The least diverse viruses were isolated from the animals infected with the plaque-purified G222 isogenic clone, and these animals demonstrated the least clinical disease and pathology compared to the other 2 diverse infections. This difference in pathogenicity may signify that HA receptor-binding region diversity may allow virus to bind to more diverse cell types in the initial infection, thus spreading more easily throughout the upper and lower airways. This is similar to quasispecies diversity determined neurotrophism and pathogenesis of polioviruses as described by Vignuzzi et al
., suggesting that diverse quasispecies populations are the unit of selection, rather than individual variants (Vignuzzi et al., 2006
). Thus, diversity at this HA receptor-binding site, rather than specific polymorphisms themselves, may be a better determinant of disease progression than a specific amino acid change.

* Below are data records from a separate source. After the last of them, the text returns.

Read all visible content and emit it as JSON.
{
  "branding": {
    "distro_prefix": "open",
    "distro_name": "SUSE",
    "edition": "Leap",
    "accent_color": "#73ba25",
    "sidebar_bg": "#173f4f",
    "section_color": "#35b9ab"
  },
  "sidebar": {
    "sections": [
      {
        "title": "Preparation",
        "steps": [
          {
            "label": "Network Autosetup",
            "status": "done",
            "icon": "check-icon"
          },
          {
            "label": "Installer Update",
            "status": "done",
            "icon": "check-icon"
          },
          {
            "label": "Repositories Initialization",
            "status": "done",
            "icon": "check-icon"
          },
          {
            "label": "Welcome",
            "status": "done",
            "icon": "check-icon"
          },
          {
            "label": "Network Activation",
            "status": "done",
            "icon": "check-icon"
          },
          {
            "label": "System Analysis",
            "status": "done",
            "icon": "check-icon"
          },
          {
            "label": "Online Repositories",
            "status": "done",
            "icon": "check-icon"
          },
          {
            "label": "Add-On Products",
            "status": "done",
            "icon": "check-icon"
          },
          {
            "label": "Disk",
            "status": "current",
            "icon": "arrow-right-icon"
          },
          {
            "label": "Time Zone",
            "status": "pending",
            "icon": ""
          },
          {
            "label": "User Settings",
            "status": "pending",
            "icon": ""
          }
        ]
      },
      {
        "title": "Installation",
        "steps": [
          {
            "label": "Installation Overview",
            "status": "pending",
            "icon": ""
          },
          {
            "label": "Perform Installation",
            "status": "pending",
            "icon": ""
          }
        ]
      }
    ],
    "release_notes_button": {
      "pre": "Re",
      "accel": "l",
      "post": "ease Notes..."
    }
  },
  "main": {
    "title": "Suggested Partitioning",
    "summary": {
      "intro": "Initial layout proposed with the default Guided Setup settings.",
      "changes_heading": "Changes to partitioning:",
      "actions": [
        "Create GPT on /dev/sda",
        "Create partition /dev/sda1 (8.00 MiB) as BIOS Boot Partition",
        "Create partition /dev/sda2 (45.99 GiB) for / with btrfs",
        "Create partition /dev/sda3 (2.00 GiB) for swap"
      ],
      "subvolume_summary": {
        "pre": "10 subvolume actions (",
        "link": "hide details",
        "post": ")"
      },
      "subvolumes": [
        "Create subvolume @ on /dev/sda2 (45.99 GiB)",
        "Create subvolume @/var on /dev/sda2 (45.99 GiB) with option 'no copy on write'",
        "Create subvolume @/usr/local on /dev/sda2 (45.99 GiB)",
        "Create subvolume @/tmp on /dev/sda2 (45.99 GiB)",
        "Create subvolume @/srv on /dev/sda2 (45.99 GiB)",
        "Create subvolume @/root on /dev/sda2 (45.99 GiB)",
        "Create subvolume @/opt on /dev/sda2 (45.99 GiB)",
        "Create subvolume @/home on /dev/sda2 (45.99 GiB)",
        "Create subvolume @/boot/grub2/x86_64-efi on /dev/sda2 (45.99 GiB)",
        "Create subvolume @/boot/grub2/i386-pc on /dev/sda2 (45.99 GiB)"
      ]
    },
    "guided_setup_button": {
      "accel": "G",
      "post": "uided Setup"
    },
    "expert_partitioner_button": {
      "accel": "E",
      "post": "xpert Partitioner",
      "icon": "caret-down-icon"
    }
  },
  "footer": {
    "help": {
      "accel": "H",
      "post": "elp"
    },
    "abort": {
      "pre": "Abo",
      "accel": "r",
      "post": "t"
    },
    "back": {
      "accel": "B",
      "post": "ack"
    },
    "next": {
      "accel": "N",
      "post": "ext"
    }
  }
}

Although diverse 222 variants are generated at the intrahost level and show a specificity for codon usage bias, phylogenetic analysis of 2009–2011 gene sequence data revealed that G222 variants are a result of sporadic mutations that occur with no forward persistence and very little transmission over time. In contrast, E222 forms a pronounced, monophyletic clade over time. These data suggest that variation at the amino acid site 222 is likely driven by intrahost adaptation, and that the population snap-shot of these variants in the context of phylogenetics is likely not indicative of pathogenic or circulating variants.